1) Pulp, pigments, and additives. Using a scale for weighing not only your fiber, but also your pigments and additives, along with keeping scrupulous notes in a paper recipe notebook, will allow you to reproduce your results when making another batch of pulp. (Be sure to attach a scrap of the finished paper to the recipe!)
2) Sheet formation. To maintain a consistent sheet thickness, you must continually monitor both your wet sheets and the density of pulp in the vat as you form your paper. As you pull sheet after sheet, you will establish a regular rhythm for replenishing the vat, likely adding more pulp every 1-3 sheets. The frequency and amount of the replenishing will somewhat depend upon the size of your vat relative to the size of your mould, e.g. you will notice a rapidly diminishing sheet thickness pulling 12 x 18-inch sheets from a small table top vat as opposed to pulling postcard-sized sheets from a large vat. (And of course one hopes that if you set out to pull postcard-sized sheets from a large vat of pulp, you are using a deckle that allows you to pull multiple postcard sheets at once.) How much pulp do you lose from the vat with each pull? You may try measuring by pulling a sheet and then gathering the pulp from the mould into a measuring cup while it is still fairly wet. Add a little bit of water until it approximates the consistency of the pulp from which you are pulling. Also, the amount of water in your vat will change over time. You might change whether you allow your wet sheets to drain over or away from the vat to help control the water level in the vat.
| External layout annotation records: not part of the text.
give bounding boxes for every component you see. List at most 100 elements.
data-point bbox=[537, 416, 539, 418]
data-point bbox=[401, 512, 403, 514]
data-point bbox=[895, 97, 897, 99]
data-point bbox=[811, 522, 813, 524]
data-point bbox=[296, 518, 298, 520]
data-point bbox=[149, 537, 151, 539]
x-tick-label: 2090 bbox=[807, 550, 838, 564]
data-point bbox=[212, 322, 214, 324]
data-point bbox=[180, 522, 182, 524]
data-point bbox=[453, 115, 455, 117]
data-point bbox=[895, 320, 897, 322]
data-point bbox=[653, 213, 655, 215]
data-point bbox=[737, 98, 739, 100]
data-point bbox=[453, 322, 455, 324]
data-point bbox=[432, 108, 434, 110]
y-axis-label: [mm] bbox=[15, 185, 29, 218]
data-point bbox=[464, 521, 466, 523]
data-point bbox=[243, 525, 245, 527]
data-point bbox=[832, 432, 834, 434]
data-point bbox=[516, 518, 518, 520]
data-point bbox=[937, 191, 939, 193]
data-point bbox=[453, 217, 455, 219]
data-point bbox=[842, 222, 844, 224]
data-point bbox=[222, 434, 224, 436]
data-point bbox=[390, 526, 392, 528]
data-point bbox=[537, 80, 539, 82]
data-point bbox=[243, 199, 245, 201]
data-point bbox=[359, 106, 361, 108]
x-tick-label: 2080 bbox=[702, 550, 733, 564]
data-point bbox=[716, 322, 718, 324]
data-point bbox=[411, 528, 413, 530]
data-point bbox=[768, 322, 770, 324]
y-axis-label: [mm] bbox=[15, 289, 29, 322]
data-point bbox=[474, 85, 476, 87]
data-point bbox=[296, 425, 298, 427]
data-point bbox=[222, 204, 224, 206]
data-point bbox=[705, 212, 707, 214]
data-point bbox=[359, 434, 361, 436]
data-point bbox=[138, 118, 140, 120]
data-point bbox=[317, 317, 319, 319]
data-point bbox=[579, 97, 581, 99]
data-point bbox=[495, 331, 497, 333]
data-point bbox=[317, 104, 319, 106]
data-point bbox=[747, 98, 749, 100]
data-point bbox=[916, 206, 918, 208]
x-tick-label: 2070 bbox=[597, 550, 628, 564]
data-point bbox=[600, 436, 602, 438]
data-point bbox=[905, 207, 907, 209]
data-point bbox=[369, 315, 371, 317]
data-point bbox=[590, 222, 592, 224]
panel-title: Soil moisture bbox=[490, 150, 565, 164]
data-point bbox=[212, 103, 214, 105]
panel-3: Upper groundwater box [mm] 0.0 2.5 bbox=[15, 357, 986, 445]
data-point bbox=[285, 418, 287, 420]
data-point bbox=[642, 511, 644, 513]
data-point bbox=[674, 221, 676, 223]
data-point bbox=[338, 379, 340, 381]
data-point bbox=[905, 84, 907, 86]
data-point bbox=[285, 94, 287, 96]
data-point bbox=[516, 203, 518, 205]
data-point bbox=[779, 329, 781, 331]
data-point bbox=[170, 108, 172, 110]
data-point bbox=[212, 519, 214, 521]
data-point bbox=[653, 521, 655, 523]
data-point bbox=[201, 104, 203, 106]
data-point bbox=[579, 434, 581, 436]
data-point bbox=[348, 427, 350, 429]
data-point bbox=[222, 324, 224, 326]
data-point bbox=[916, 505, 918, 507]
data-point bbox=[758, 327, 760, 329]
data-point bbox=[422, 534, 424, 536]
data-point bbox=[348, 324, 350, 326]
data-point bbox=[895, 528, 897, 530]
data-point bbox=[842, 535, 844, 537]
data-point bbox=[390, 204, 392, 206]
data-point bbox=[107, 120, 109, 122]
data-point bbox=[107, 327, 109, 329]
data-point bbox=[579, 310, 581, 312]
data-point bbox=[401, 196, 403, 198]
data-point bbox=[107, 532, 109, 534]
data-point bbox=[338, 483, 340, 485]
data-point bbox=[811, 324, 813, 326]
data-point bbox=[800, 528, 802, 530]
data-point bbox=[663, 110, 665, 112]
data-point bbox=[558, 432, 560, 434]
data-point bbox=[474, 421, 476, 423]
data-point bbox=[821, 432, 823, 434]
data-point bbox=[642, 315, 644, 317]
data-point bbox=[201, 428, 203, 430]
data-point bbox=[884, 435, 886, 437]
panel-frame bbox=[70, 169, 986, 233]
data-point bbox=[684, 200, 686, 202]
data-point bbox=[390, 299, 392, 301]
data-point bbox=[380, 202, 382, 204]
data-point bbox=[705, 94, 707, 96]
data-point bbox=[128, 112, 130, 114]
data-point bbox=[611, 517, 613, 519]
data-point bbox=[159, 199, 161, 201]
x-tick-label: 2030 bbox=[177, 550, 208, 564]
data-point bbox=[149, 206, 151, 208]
3) Predictable behaviors. And of course the more consistent you are in the way you form your sheets, the materials with which your paper comes in contact (couching felts, drying materials, etc.), and the methods you use to press and dry your paper, the more consistent the resulting paper will be. That wet sheet of paper takes the impression of every thing that happens to it along the way.
So how do watermarks play into all of this? The watermark is a design in your paper that is primarily visible when the paper is held up to light. It is created through applying a dimensional drawing to the mould, traditionally made of wire sewn onto the mould. When the sheet is formed, the paper is slightly thinner where the wire is, thus creating an area where more light can penetrate the paper. One use of watermarks, historically and today, has been to identify the provenance of the paper. Dard Hunter added to his watermark, the bull and branch, with each project he worked on, thus using the watermark to identify not only the paper’s creator but also its edition. Contemporary papermakers use a variety of materials to create watermarks, some less of a commitment to the mould than the sewn-on variety. Adhesive backed vinyl and magnetic sheeting can be used. Cut your design from the material using an X-ACTO blade or a laser cutter, if you can access one. Adhere the design to the surface of your dry mould, exerting even pressure from both sides. These materials can stay on your mould for repeat use. I’ve found that magnetic sheeting can be removed and re-adhered to the mould for repeat use, while thinner vinyls will not stand up to such manipulation. A note on watermarks: you will find that certain pulps better lend themselves to creating beautiful watermarks than others. I first learned to create watermarked pages using a short-fibered, well-brushed cotton rag pulp.
Practice makes perfect, and the practice of editioning is one of the finest ways to finesse your sheet forming techniques.